The first three circumstances are by their nature inherent in the offense of treason and may not taken to aggravate the penalty. Adherence and the giving of aid and comfort to the enemy is in many cases as in this a long continued process requiring for the successful consummation of the traitor's purpose, fixed, reflective and persistent determination and planning.

So are superior strength and treachery included in the crime of treason. Treachery is merged in superior strength; and to overcome the opposition and wipe out resistance movements which was Racaza's purpose in collaboration with the enemy the use of a large force and equipment was necessary. The enemy to whom the accused adhered was itself the personification of brute superior force and it was this superior force which enabled him to overrun the country and for a time subdue its inhabitants by his brutal rule. The law does not expect the enemy and its adherents to meet their foes only on even terms according to he romantic traditions of chivalry.

But the law does abhor inhumanity and the abuse of strength to commit acts unnecessary to the commission of treason. There is no incompatibility between treason and decent, human treatment of prisoners, Rapes, wanton robbery for personal grain and other forms of cruelties are condemned and the perpetration of these will be regarded as aggravating circumstances of ignominy and of deliberately augmenting unnecessary wrong to the main criminal objective under paragraphs 17 and 21 of Article 14 of the Revised Penal Code. The atrocities above mentioned of which the appellant is beyond doubt guilty fall within the terms of the above paragraphs.

For the very reason that premeditation treachery and use of superior strength are absorbed inn treason characterized by killings, the killing themselves and other accompanying crime should be taken into consideration for measuring the degree and gravity of criminal responsibility irrespective of the manner in which they were committed. Were not this the rule treason the highest crime known to law would confer on its perpetrator advantage that are denied simple murderer. To avoid such incongruity and injustice the penalty in treason will be adapted within the range provided in the Revised Penal Code to the danger and harm and to which the culprit has exposed his country and his people and to the wrongs and injuries that resulted from his deeds. The letter and pervading spirit of the Revised Penal Code adjust penalties to the perversity of the mind that conceived and carried the crime into execution.
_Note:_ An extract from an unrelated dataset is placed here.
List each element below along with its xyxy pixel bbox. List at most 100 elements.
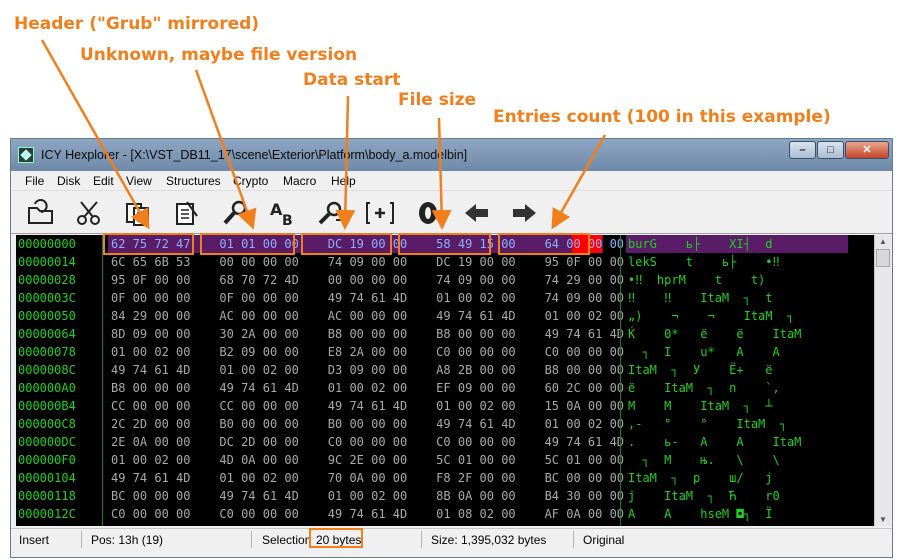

Where the system of graduating penalties by the prescribed standards is inapplicable as in the case of homicides connection with treason the method of analogies to fit the punishment with the enormity of the offense may be summoned to the service of justice and consistency and in the furtherance of the law's aims.

Considering all the facts and circumstances of the case we believe that the appellants spontaneous plea of guilty is sufficient to entitle him to a penalty below the maximum. The appealed decision is therefore modified and the sentence reduced to reclusion perpetua with the legal accessories and costs.

Moran, C.J., Paras, Feria, Pablo, Perfecto, Bengzon, Briones and Reyes, JJ., concur.